To get a feeling of a speed-up in search using an inverted index, implement searching without the SQLite database. Instead of using the database, your algorithm should sequentially open each file, process it and merge the results. The parsing and preprocessing part must be the same as in searching with the SQLite database. Use the same search queries with this naive approach and compare the query execution times to inverted index implementation /implementation-indexing/run-basic-search.py SEARCH_PARAM.

During the lab session we will present how to use SQLite database in Python for those who have not yet used it in practice:

Jupyter notebook tutorial SQLite database that introduces the basic usage of SQLite to start working on the assignment.

3.3 What to include in the report

The report should follow the standard structure.

In the report include the following:

All the specifics and decisions you made based on the instructions above and the description of the implementation.

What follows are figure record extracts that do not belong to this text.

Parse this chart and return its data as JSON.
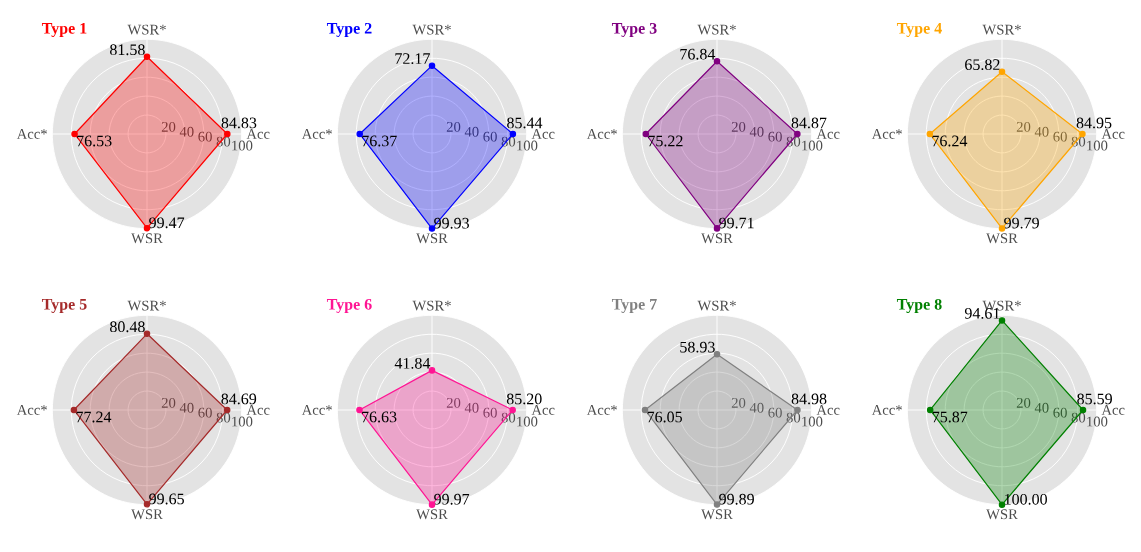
{
  "chart_data": [
    {
      "type": "radar",
      "title": "Type 1",
      "categories": [
        "WSR*",
        "Acc",
        "WSR",
        "Acc*"
      ],
      "ylim": [
        0,
        100
      ],
      "yticks": [
        20,
        40,
        60,
        80,
        100
      ],
      "marker": "circle",
      "series": [
        {
          "color": "#ff0000",
          "values": [
            81.58,
            84.83,
            99.47,
            76.53
          ],
          "value_labels": [
            "81.58",
            "84.83",
            "99.47",
            "76.53"
          ]
        }
      ]
    },
    {
      "type": "radar",
      "title": "Type 2",
      "categories": [
        "WSR*",
        "Acc",
        "WSR",
        "Acc*"
      ],
      "ylim": [
        0,
        100
      ],
      "yticks": [
        20,
        40,
        60,
        80,
        100
      ],
      "marker": "circle",
      "series": [
        {
          "color": "#0000ff",
          "values": [
            72.17,
            85.44,
            99.93,
            76.37
          ],
          "value_labels": [
            "72.17",
            "85.44",
            "99.93",
            "76.37"
          ]
        }
      ]
    },
    {
      "type": "radar",
      "title": "Type 3",
      "categories": [
        "WSR*",
        "Acc",
        "WSR",
        "Acc*"
      ],
      "ylim": [
        0,
        100
      ],
      "yticks": [
        20,
        40,
        60,
        80,
        100
      ],
      "marker": "circle",
      "series": [
        {
          "color": "#800080",
          "values": [
            76.84,
            84.87,
            99.71,
            75.22
          ],
          "value_labels": [
            "76.84",
            "84.87",
            "99.71",
            "75.22"
          ]
        }
      ]
    },
    {
      "type": "radar",
      "title": "Type 4",
      "categories": [
        "WSR*",
        "Acc",
        "WSR",
        "Acc*"
      ],
      "ylim": [
        0,
        100
      ],
      "yticks": [
        20,
        40,
        60,
        80,
        100
      ],
      "marker": "circle",
      "series": [
        {
          "color": "#ffa500",
          "values": [
            65.82,
            84.95,
            99.79,
            76.24
          ],
          "value_labels": [
            "65.82",
            "84.95",
            "99.79",
            "76.24"
          ]
        }
      ]
    },
    {
      "type": "radar",
      "title": "Type 5",
      "categories": [
        "WSR*",
        "Acc",
        "WSR",
        "Acc*"
      ],
      "ylim": [
        0,
        100
      ],
      "yticks": [
        20,
        40,
        60,
        80,
        100
      ],
      "marker": "circle",
      "series": [
        {
          "color": "#a52a2a",
          "values": [
            80.48,
            84.69,
            99.65,
            77.24
          ],
          "value_labels": [
            "80.48",
            "84.69",
            "99.65",
            "77.24"
          ]
        }
      ]
    },
    {
      "type": "radar",
      "title": "Type 6",
      "categories": [
        "WSR*",
        "Acc",
        "WSR",
        "Acc*"
      ],
      "ylim": [
        0,
        100
      ],
      "yticks": [
        20,
        40,
        60,
        80,
        100
      ],
      "marker": "circle",
      "series": [
        {
          "color": "#ff1493",
          "values": [
            41.84,
            85.2,
            99.97,
            76.63
          ],
          "value_labels": [
            "41.84",
            "85.20",
            "99.97",
            "76.63"
          ]
        }
      ]
    },
    {
      "type": "radar",
      "title": "Type 7",
      "categories": [
        "WSR*",
        "Acc",
        "WSR",
        "Acc*"
      ],
      "ylim": [
        0,
        100
      ],
      "yticks": [
        20,
        40,
        60,
        80,
        100
      ],
      "marker": "circle",
      "series": [
        {
          "color": "#808080",
          "values": [
            58.93,
            84.98,
            99.89,
            76.05
          ],
          "value_labels": [
            "58.93",
            "84.98",
            "99.89",
            "76.05"
          ]
        }
      ]
    },
    {
      "type": "radar",
      "title": "Type 8",
      "categories": [
        "WSR*",
        "Acc",
        "WSR",
        "Acc*"
      ],
      "ylim": [
        0,
        100
      ],
      "yticks": [
        20,
        40,
        60,
        80,
        100
      ],
      "marker": "circle",
      "series": [
        {
          "color": "#008000",
          "values": [
            94.61,
            85.59,
            100.0,
            75.87
          ],
          "value_labels": [
            "94.61",
            "85.59",
            "100.00",
            "75.87"
          ]
        }
      ]
    }
  ]
}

Separately describe (A) data processing with indexing, (B) data retrieval with inverted index and (C) data retrieval without inverted index.
- Instead of (B) you can alternatively use an existing search-engine/indexing tool. Some examples of such are Apache Solr, Elasticsearch, typesense, MongoDB Full Text Search, Apache Lucene, …
Describe the database (number of indexed words, words and documents with the highest frequencies, …).
Describe and comment on the results of the test queries.

3.4 What to submit

Push your work into the same repository as you used for the first assignment. Structure of the repository must comply with the following structure:

a file /implementation-indexing/inverted-index.db - SQLite database file, generated by your indexing part.
a file /implementation-indexing/report-indexing.pdf - PDF report.
a file README.md - Short description of the project and instructions to install, set up and run the indexing and data retrieval (keep instructions for previous assignments).
a folder /implementation-indexing - Implementation of the methods along with run-sqlite-search.py and run-basic-search.py. CAUTION: Use relative paths so that anyone can run your scripts. Also, all the dependencies and instructions to run this part must be clearly described in README.md.